PCA screen plots of fatty acids on all samples and variables.

Principal Component Analysis (PCA) also identifies clear differences and affinities in the composition of fatty acids between samples and groups of animals, respectively (Figure 2).

Figure 2

PCA factor-scores biplots, explaining the two components score (PC1 and PC2) for the samples of wild boar’s meat and display grouping similarities between samples according to their fatty acids concentration. SFA = Saturated Fatty Acids, MUFA = Monounsaturated Fatty Acids, PUFA: Polyunsaturated Fatty Acids; F_Age (14, 21, 24, 27, 32, 35): samples from female wild boars aged 14 to 35 months; M_Age (15, 20, 24, 25, 30, 34): samples taken from wild boar males aged 15 to 34 months.

4. Conclusions

According to the above-mentioned findings, the primary unprocessed traits of wild boar carcasses were affected by gender and age-class (p ≤ 0.05), with adults, particularly males, weighing more than subadults and females. In terms of chemical composition, total fat content was significantly (p ≤ 0.001) influenced by the age-class of the animals, with adults having fatter meat than younger animals. Furthermore, gender and age-class influenced the content of some individual MUFA (C16:1 n-9, C20:1 n-9, C22:1 n-9) and PUFA (C18:3 n-6, C22:5 n-6) fatty acids in the context where total MUFA content was highest in males and adults and PUFA content was highest in females and subadult meat samples.

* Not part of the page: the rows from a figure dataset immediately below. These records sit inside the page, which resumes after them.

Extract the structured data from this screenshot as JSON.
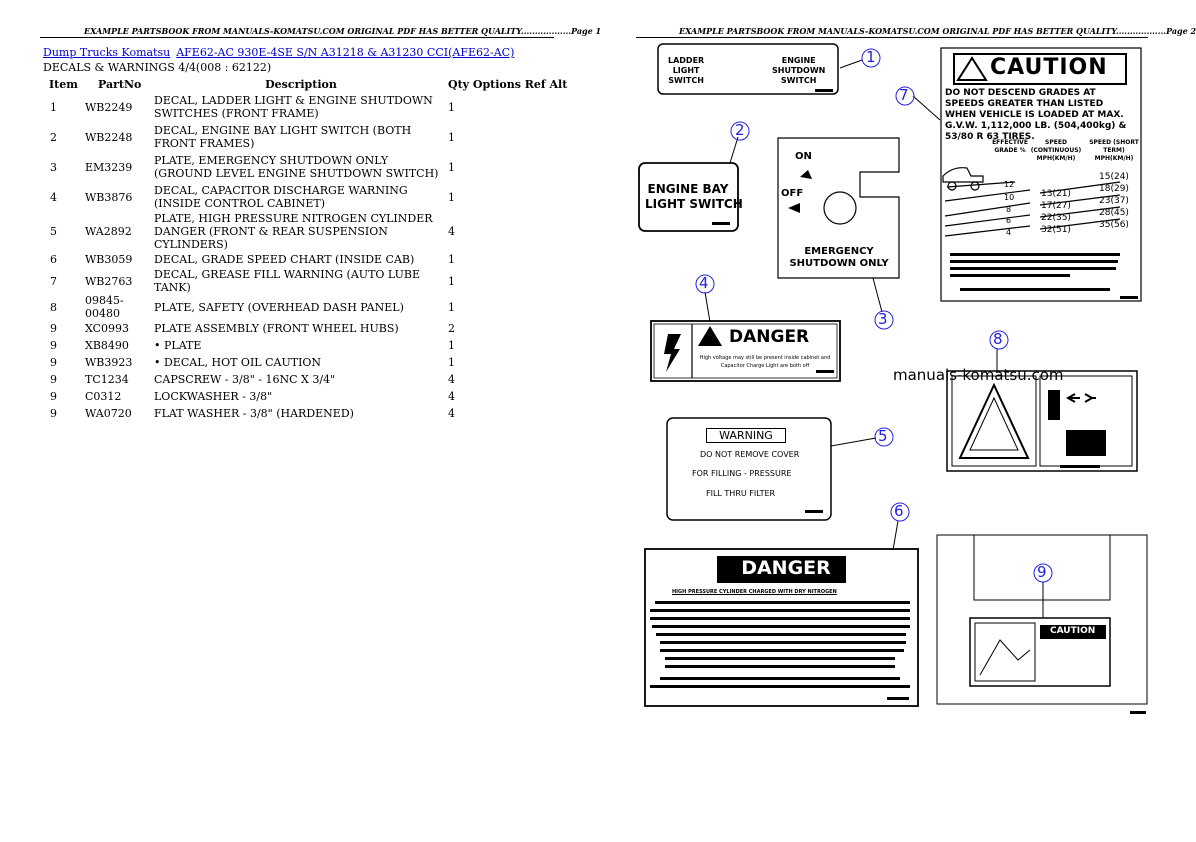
{
  "page1": {
    "header": "EXAMPLE PARTSBOOK FROM MANUALS-KOMATSU.COM ORIGINAL PDF HAS BETTER QUALITY..................Page 1",
    "breadcrumb": {
      "link1": "Dump Trucks Komatsu",
      "link2": "AFE62-AC 930E-4SE S/N A31218 & A31230 CCI(AFE62-AC)"
    },
    "subtitle": "DECALS & WARNINGS 4/4(008 : 62122)",
    "columns": [
      "Item",
      "PartNo",
      "Description",
      "Qty Options Ref Alt"
    ],
    "rows": [
      {
        "item": "1",
        "part": "WB2249",
        "desc": "DECAL, LADDER LIGHT & ENGINE SHUTDOWN SWITCHES (FRONT FRAME)",
        "qty": "1"
      },
      {
        "item": "2",
        "part": "WB2248",
        "desc": "DECAL, ENGINE BAY LIGHT SWITCH (BOTH FRONT FRAMES)",
        "qty": "1"
      },
      {
        "item": "3",
        "part": "EM3239",
        "desc": "PLATE, EMERGENCY SHUTDOWN ONLY (GROUND LEVEL ENGINE SHUTDOWN SWITCH)",
        "qty": "1"
      },
      {
        "item": "4",
        "part": "WB3876",
        "desc": "DECAL, CAPACITOR DISCHARGE WARNING (INSIDE CONTROL CABINET)",
        "qty": "1"
      },
      {
        "item": "5",
        "part": "WA2892",
        "desc": "PLATE, HIGH PRESSURE NITROGEN CYLINDER DANGER (FRONT & REAR SUSPENSION CYLINDERS)",
        "qty": "4"
      },
      {
        "item": "6",
        "part": "WB3059",
        "desc": "DECAL, GRADE SPEED CHART (INSIDE CAB)",
        "qty": "1"
      },
      {
        "item": "7",
        "part": "WB2763",
        "desc": "DECAL, GREASE FILL WARNING (AUTO LUBE TANK)",
        "qty": "1"
      },
      {
        "item": "8",
        "part": "09845-00480",
        "desc": "PLATE, SAFETY (OVERHEAD DASH PANEL)",
        "qty": "1"
      },
      {
        "item": "9",
        "part": "XC0993",
        "desc": "PLATE ASSEMBLY (FRONT WHEEL HUBS)",
        "qty": "2"
      },
      {
        "item": "9",
        "part": "XB8490",
        "desc": "• PLATE",
        "qty": "1"
      },
      {
        "item": "9",
        "part": "WB3923",
        "desc": "• DECAL, HOT OIL CAUTION",
        "qty": "1"
      },
      {
        "item": "9",
        "part": "TC1234",
        "desc": "CAPSCREW - 3/8\" - 16NC X 3/4\"",
        "qty": "4"
      },
      {
        "item": "9",
        "part": "C0312",
        "desc": "LOCKWASHER - 3/8\"",
        "qty": "4"
      },
      {
        "item": "9",
        "part": "WA0720",
        "desc": "FLAT WASHER - 3/8\" (HARDENED)",
        "qty": "4"
      }
    ]
  },
  "page2": {
    "header": "EXAMPLE PARTSBOOK FROM MANUALS-KOMATSU.COM ORIGINAL PDF HAS BETTER QUALITY..................Page 2",
    "watermark": "manuals-komatsu.com",
    "callouts": [
      "1",
      "2",
      "3",
      "4",
      "5",
      "6",
      "7",
      "8",
      "9"
    ],
    "decal1": {
      "left": "LADDER\nLIGHT\nSWITCH",
      "right": "ENGINE\nSHUTDOWN\nSWITCH"
    },
    "decal2": {
      "text": "ENGINE BAY\nLIGHT SWITCH"
    },
    "decal3": {
      "on": "ON",
      "off": "OFF",
      "label": "EMERGENCY\nSHUTDOWN ONLY"
    },
    "decal4": {
      "word": "DANGER",
      "text": "High voltage may still be present inside cabinet and\nCapacitor Charge Light are both off"
    },
    "decal5": {
      "word": "WARNING",
      "lines": [
        "DO NOT REMOVE COVER",
        "FOR FILLING - PRESSURE",
        "FILL THRU FILTER"
      ]
    },
    "decal6": {
      "word": "DANGER",
      "title": "HIGH PRESSURE CYLINDER CHARGED WITH DRY NITROGEN"
    },
    "decal7": {
      "word": "CAUTION",
      "text": "DO NOT DESCEND GRADES AT SPEEDS GREATER THAN LISTED WHEN VEHICLE IS LOADED AT MAX. G.V.W. 1,112,000 LB. (504,400kg) & 53/80 R 63 TIRES.",
      "col_grade": "EFFECTIVE GRADE %",
      "col_cont": "SPEED (CONTINUOUS) MPH(KM/H)",
      "col_short": "SPEED (SHORT TERM) MPH(KM/H)",
      "rows": [
        {
          "grade": "12",
          "cont": "13(21)",
          "short": "15(24)"
        },
        {
          "grade": "10",
          "cont": "17(27)",
          "short": "18(29)"
        },
        {
          "grade": "8",
          "cont": "22(35)",
          "short": "23(37)"
        },
        {
          "grade": "6",
          "cont": "32(51)",
          "short": "28(45)"
        },
        {
          "grade": "4",
          "cont": "",
          "short": "35(56)"
        }
      ]
    },
    "decal9": {
      "word": "CAUTION"
    },
    "accent_blue": "#2222dd"
  }
}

In summary, these findings suggest that the low intramuscular fat content of wild boar meat is the most advantageous feature that can be used to promote the species. This is due to the fact that sufficient amounts of individual fatty acids in wild boar muscle translate into a health-promoting P/S acid ratio, making it a bio alternative protein resource.